1978 yapımı, Harry Kerwin’in yönettiği Barraküda’da (Barracuda); Küçük bir Florida yerleşim biriminde, deniz kenarındaki bir kimyevi madde fabrikası, atıklarını denize boşaltmakta sakınca görmemektedir. Kimyasal atıklar balıkları canavarlaştırır. Özellikle de Barraküdalar daha da irileşir ve denizi kocaman bir kan gölü haline getirirler. Yerel üniversiteden bir ekoloji uzmanı, bölge şerifi ve bu küçük kasabanın yerel gazetesinden bir muhabir, olayın ardındaki gizemi, suyun dibindeki gariplikleri araştırmak için işbirliği yapmaya karar verirler. Çok geçmeden anlarlar ki, her şey, hükümetin desteklediği bir projenin ‘Lucifer Projesi’nin bir parçasıdır. Hükümet, CIA, ya da bu projeyle ilgili birimin ajanlarını gönderir ve durumun farkına varan herkesi öldürtmeye başlar. Suyun dışında da her yer kan içindekalmıştır. Yeşilbarış / Greenpeace örgütü devreye girer ve bölge sularında kimyasal kirlilik bulunduğunu her yere duyurur. Bunun üzerine ajanlar bir anda ortadan yok olurlar. Proje deşifre olmuştur…
Bu tarzın klişelerini kullanmakta zerre kadar sakınca görmeyen bir ‘B’ filmi örneği. Ama çevreci yaklaşımıyla beni tam kalbimden vurdu(!). Ne bu tarzın ilklerinden, ne de sonuncularından.

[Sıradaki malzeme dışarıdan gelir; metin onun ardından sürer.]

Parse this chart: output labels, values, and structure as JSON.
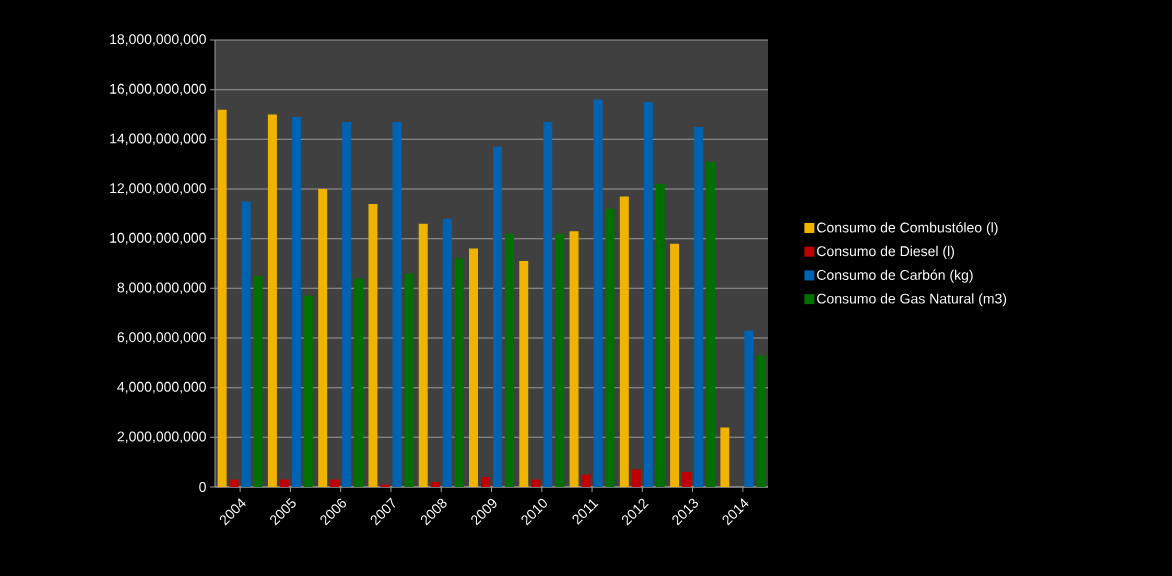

O dönemlerde benzerleri yapıldığı gibi (Derinlerden Gelen Canavar (Up from the Depths gibi), günümüzde de yapılmakta (Frankenfish)… Lucifer Projesi (The Lucifer Project) adıyla da bilinen bu filmde, Wayne-David Crawford, Jason Evers, Bert Freed, Roberta Leighton, Cliff Emmich gibi oyuncula rol almaktadırlar…
1980’de, Roger Corman’ın yapımcılığında, Barbara Peeters tarafından çekilen Denizde Vahşet’te (Monster /Humanoids from the Deep) öykü, balıkçılıkla geçimini sağlayan küçük bir Amerikan sahil kasabasında geçmektedir. Her zamanki gibi balıkçılar erkenden işbaşı yapmışlardır. Bir süre sonra ağlardan birine iri bir şey takılır. Ne olduğunu anlamak için bakarlarken, teknede bulunan küçük bir çocuk denize düşer. Birden deniz kana boyanır. Ağa takılan her neyse, çocuğun ölümüne neden olmuştur. İnsanlar öfkelidirler. Bazılarının aralarında yıllardır süren bir rekabet ve kan davası olduğundan, ortalık iyice gerilmiştir. Balıkçılar birbirlerini suçlarlar. Oysa gerçek çok daha başkadır ve kasabayı ciddi bir şekilde tehdit etmeye başlamıştır. Çok geçmeden ortalıkta parçalanmış kanlı cesetler bulunmaya başlanır. Yarı balık görünümlü amfibik yaratıklar kasabadaki genç kadınları kaçırmakta, uygun olanlarla çiftleşmekte, uygun olmayanları ve erkekleri ise öldürmektedirler. Bir çok kadın bu yaratıklar tarafından hamile bırakılır. Deniz canlılarının biyolojik yapılarını ve evrimlerini araştıran bir bilimkadını (Ann Turkel) olayları araştırmak için kasabaya gelir. Kasaba sakinlerinden biri (Doug McClure) ona yardım etmeyi kabul eder. Yaratıklar üzerlerinde deneyler yapılan, biyolojik yapılarına insan geni aşılanan somon balıklarından türemişlerdir. Olaylar tam da kasabanın ‘Yıllık Geleneksel Balık Festivali’ kutlamalarına denk gelmiştir. Festival eğlenceleri başladığında, yaratıklar topluca denizden çıkıp, etrafa saldırmaya, ortalığı cehenneme çevirmeye başlarlar…
Bu filmin ayni özel efektler ve otak sahneler ile birden fazla versiyonunun olduğunu da söyleyelim. Bunlardan biri de Humanoids from the Deep‘tir. Denizde Vahşet (Monster) kiralık video döneminde Warner Home Video-Türkiye tarafından video kaset olarak piyasaya sürülmüştür…
Kaynak: http://fantastiksinema.blogspot.com/2007/09/denizden-gelen-dehetler.html
monster ı video döneminde izlemiştim.
Şuna benzer bir başlık geçiyordu üstünde.
Görmezden gelinemez;denizden gelen canavarlar kan ve kadın istiyor.Fena film değildi.